The Stanford technique could eventually be used in human clinical trials, said first author Guosong Hong, who conducted the research as a graduate student in Dai’s lab and is now a postdoctoral fellow at Harvard, but will need to be tweaked. The light penetration depth needs to be increased to pass deep into the human brain; and injecting carbon nanotubes needs approval for clinical application. The scientists are currently investigating alternative fluorescent agents.

For now, the technique provides a new technique for studying human cerebral-vascular diseases, such as stroke and migraines, in animal models.
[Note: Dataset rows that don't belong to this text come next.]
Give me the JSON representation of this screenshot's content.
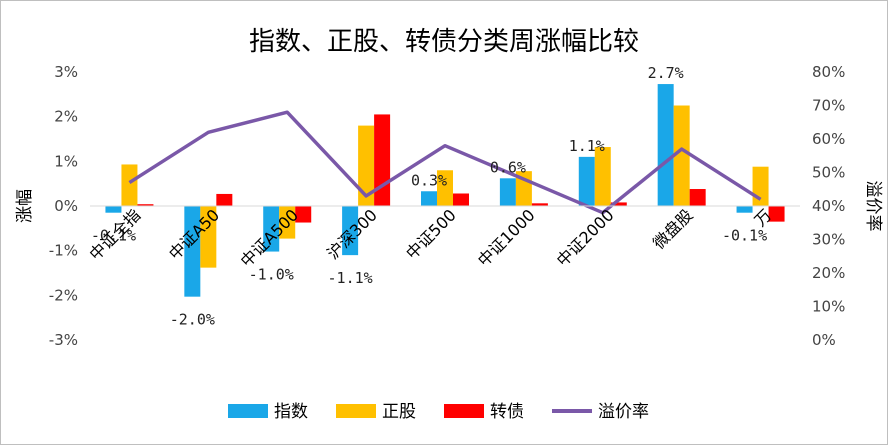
{
  "chart_data": {
    "type": "bar",
    "title": "指数、正股、转债分类周涨幅比较",
    "categories": [
      "中证全指",
      "中证A50",
      "中证A500",
      "沪深300",
      "中证500",
      "中证1000",
      "中证2000",
      "微盘股",
      "万得全A"
    ],
    "category_labels_visible": [
      "中证全指",
      "中证A50",
      "中证A500",
      "沪深300",
      "中证500",
      "中证1000",
      "中证2000",
      "微盘股",
      "万"
    ],
    "ylabel": "涨幅",
    "y2label": "溢价率",
    "ylim": [
      -3,
      3
    ],
    "y2lim": [
      0,
      80
    ],
    "yticks": [
      "3%",
      "2%",
      "1%",
      "0%",
      "-1%",
      "-2%",
      "-3%"
    ],
    "y2ticks": [
      "80%",
      "70%",
      "60%",
      "50%",
      "40%",
      "30%",
      "20%",
      "10%",
      "0%"
    ],
    "series": [
      {
        "name": "指数",
        "type": "bar",
        "color": "#1aa7e8",
        "values": [
          -0.15,
          -2.03,
          -1.02,
          -1.1,
          0.33,
          0.62,
          1.1,
          2.73,
          -0.15
        ]
      },
      {
        "name": "正股",
        "type": "bar",
        "color": "#ffc000",
        "values": [
          0.93,
          -1.38,
          -0.73,
          1.8,
          0.8,
          0.78,
          1.32,
          2.25,
          0.88
        ]
      },
      {
        "name": "转债",
        "type": "bar",
        "color": "#ff0000",
        "values": [
          0.04,
          0.27,
          -0.37,
          2.05,
          0.28,
          0.06,
          0.08,
          0.38,
          -0.35
        ]
      },
      {
        "name": "溢价率",
        "type": "line",
        "axis": "right",
        "color": "#7a58a8",
        "values": [
          47,
          62,
          68,
          43,
          58,
          48,
          38,
          57,
          42
        ]
      }
    ],
    "data_labels": [
      "-0.1%",
      "-2.0%",
      "-1.0%",
      "-1.1%",
      "0.3%",
      "0.6%",
      "1.1%",
      "2.7%",
      "-0.1%"
    ],
    "legend": "bottom",
    "grid": false
  }
}
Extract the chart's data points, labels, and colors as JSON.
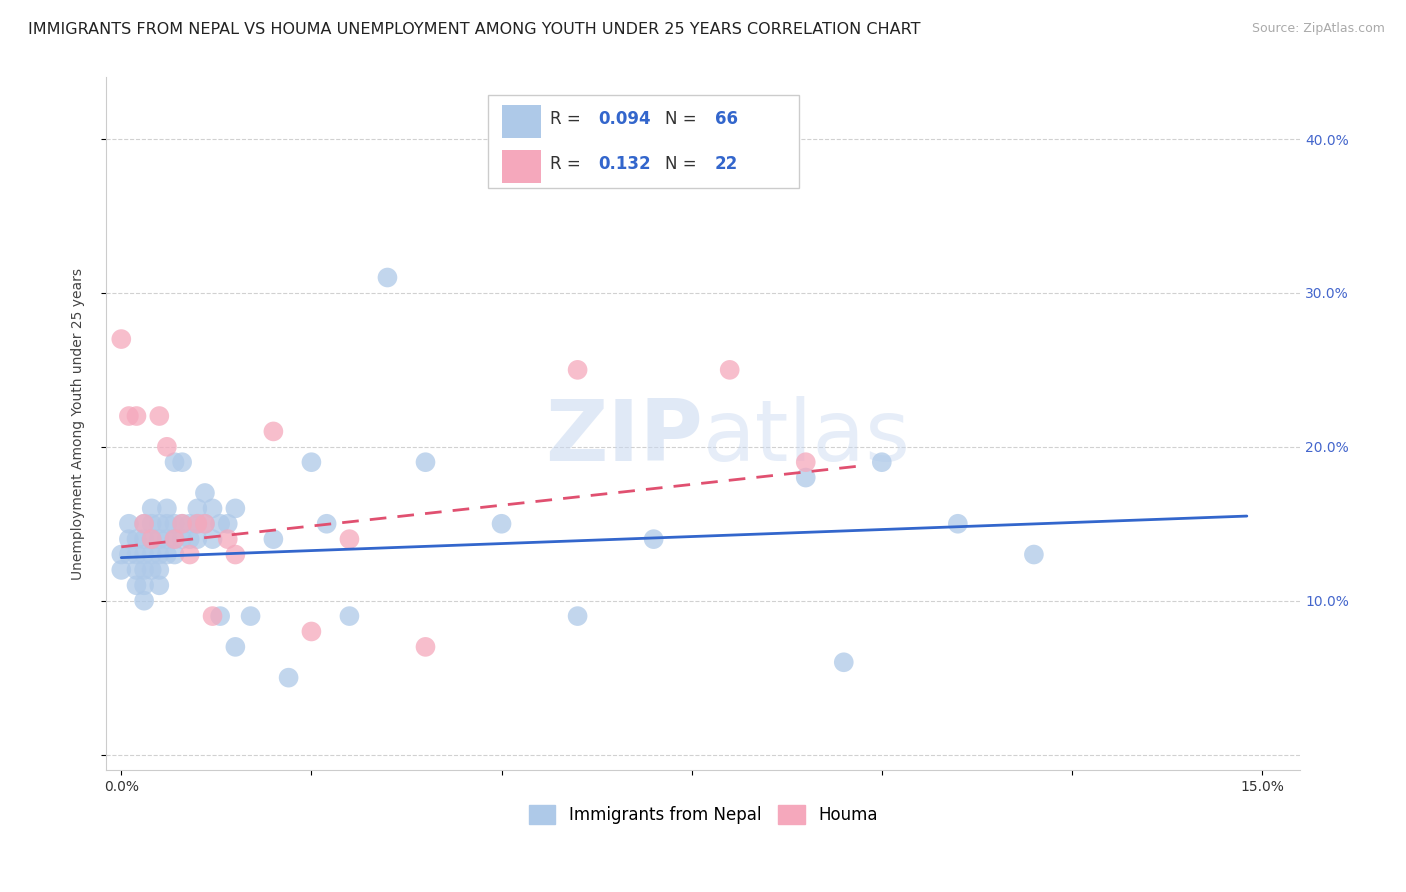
{
  "title": "IMMIGRANTS FROM NEPAL VS HOUMA UNEMPLOYMENT AMONG YOUTH UNDER 25 YEARS CORRELATION CHART",
  "source": "Source: ZipAtlas.com",
  "ylabel": "Unemployment Among Youth under 25 years",
  "xlim": [
    -0.002,
    0.155
  ],
  "ylim": [
    -0.01,
    0.44
  ],
  "xtick_positions": [
    0.0,
    0.025,
    0.05,
    0.075,
    0.1,
    0.125,
    0.15
  ],
  "xtick_labels_show": {
    "0.0": "0.0%",
    "0.15": "15.0%"
  },
  "ytick_positions": [
    0.0,
    0.1,
    0.2,
    0.3,
    0.4
  ],
  "ytick_labels": [
    "",
    "10.0%",
    "20.0%",
    "30.0%",
    "40.0%"
  ],
  "r_blue": 0.094,
  "n_blue": 66,
  "r_pink": 0.132,
  "n_pink": 22,
  "blue_color": "#aec9e8",
  "pink_color": "#f5a8bc",
  "blue_line_color": "#3366cc",
  "pink_line_color": "#e05070",
  "watermark_zip": "ZIP",
  "watermark_atlas": "atlas",
  "legend_labels": [
    "Immigrants from Nepal",
    "Houma"
  ],
  "blue_scatter_x": [
    0.0,
    0.0,
    0.001,
    0.001,
    0.001,
    0.002,
    0.002,
    0.002,
    0.002,
    0.003,
    0.003,
    0.003,
    0.003,
    0.003,
    0.003,
    0.004,
    0.004,
    0.004,
    0.004,
    0.004,
    0.005,
    0.005,
    0.005,
    0.005,
    0.005,
    0.006,
    0.006,
    0.006,
    0.006,
    0.007,
    0.007,
    0.007,
    0.007,
    0.008,
    0.008,
    0.008,
    0.009,
    0.009,
    0.01,
    0.01,
    0.01,
    0.011,
    0.011,
    0.012,
    0.012,
    0.013,
    0.013,
    0.014,
    0.015,
    0.015,
    0.017,
    0.02,
    0.022,
    0.025,
    0.027,
    0.03,
    0.035,
    0.04,
    0.05,
    0.06,
    0.07,
    0.09,
    0.095,
    0.1,
    0.11,
    0.12
  ],
  "blue_scatter_y": [
    0.13,
    0.12,
    0.14,
    0.15,
    0.13,
    0.14,
    0.13,
    0.12,
    0.11,
    0.15,
    0.14,
    0.13,
    0.12,
    0.11,
    0.1,
    0.16,
    0.15,
    0.14,
    0.13,
    0.12,
    0.15,
    0.14,
    0.13,
    0.12,
    0.11,
    0.16,
    0.15,
    0.14,
    0.13,
    0.19,
    0.15,
    0.14,
    0.13,
    0.19,
    0.15,
    0.14,
    0.15,
    0.14,
    0.16,
    0.15,
    0.14,
    0.17,
    0.15,
    0.16,
    0.14,
    0.15,
    0.09,
    0.15,
    0.16,
    0.07,
    0.09,
    0.14,
    0.05,
    0.19,
    0.15,
    0.09,
    0.31,
    0.19,
    0.15,
    0.09,
    0.14,
    0.18,
    0.06,
    0.19,
    0.15,
    0.13
  ],
  "pink_scatter_x": [
    0.0,
    0.001,
    0.002,
    0.003,
    0.004,
    0.005,
    0.006,
    0.007,
    0.008,
    0.009,
    0.01,
    0.011,
    0.012,
    0.014,
    0.015,
    0.02,
    0.025,
    0.03,
    0.04,
    0.06,
    0.08,
    0.09
  ],
  "pink_scatter_y": [
    0.27,
    0.22,
    0.22,
    0.15,
    0.14,
    0.22,
    0.2,
    0.14,
    0.15,
    0.13,
    0.15,
    0.15,
    0.09,
    0.14,
    0.13,
    0.21,
    0.08,
    0.14,
    0.07,
    0.25,
    0.25,
    0.19
  ],
  "blue_line_x": [
    0.0,
    0.148
  ],
  "blue_line_y": [
    0.128,
    0.155
  ],
  "pink_line_x": [
    0.0,
    0.098
  ],
  "pink_line_y": [
    0.135,
    0.188
  ],
  "background_color": "#ffffff",
  "grid_color": "#cccccc",
  "title_fontsize": 11.5,
  "axis_label_fontsize": 10,
  "tick_fontsize": 10,
  "ytick_color": "#4466cc",
  "xtick_color": "#333333"
}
Other research has shown that Alzheimer’s and Parkinson’s diseases might cause (or be caused in part by) changes in blood flow to certain parts of the brain, Hong said, and NIR-IIa imaging might help better understand the role of healthy vasculature in those diseases.

“We could also label different neuron types in the brain with biomarkers and use this to monitor how each neuron performs,” Hong said. “Eventually, we might be able to use NIR-IIa to learn how each neuron functions inside of the brain.”

Researchers at Massachusetts General Hospital and Harvard Medical School were also involved in the study.

* NIR stands for “near-infrared” (to differentiate this light from longer-wavelength “mid-infrared” and “far-infrared” thermal radiation). Near-infrared is the light wavelength region longer than red light. The NIR-II region of near-infrared light is in the  1000 — 1700 nm wavelength region. It can reach deeper penetration depths in vivo than traditional NIR (750 — 900 nm, termed NIR-I). The NIRIIa region is from 1300 — 1400 nm.


Abstract of Nature Photonics paper

To date, brain imaging has largely relied on X-ray computed tomography and magnetic resonance angiography, with their limited spatial resolution and long scanning times. Fluorescence-based brain imaging in the visible and traditional near-infrared regions (400–900 nm) is an alternative, but at present it requires craniotomy, cranial windows and skull-thinning techniques, and the penetration depth is limited to 1–2 mm due to light scattering. Here, we report through-scalp and through-skull fluorescence imaging of mouse cerebral vasculature without craniotomy, utilizing the intrinsic photoluminescence of single-walled carbon nanotubes in the 1.3–1.4 μm near-infrared window (NIR-IIa window). Reduced photon scattering in this spectral region allows fluorescence imaging to a depth of >2 mm in mouse brain with sub-10-μm resolution. An imaging rate of ∼5.3 frames per second allows for dynamic recording of blood perfusion in the cerebral vessels with sufficient temporal resolution, providing real-time assessment of a blood flow anomaly in a mouse middle cerebral artery occlusion stroke model.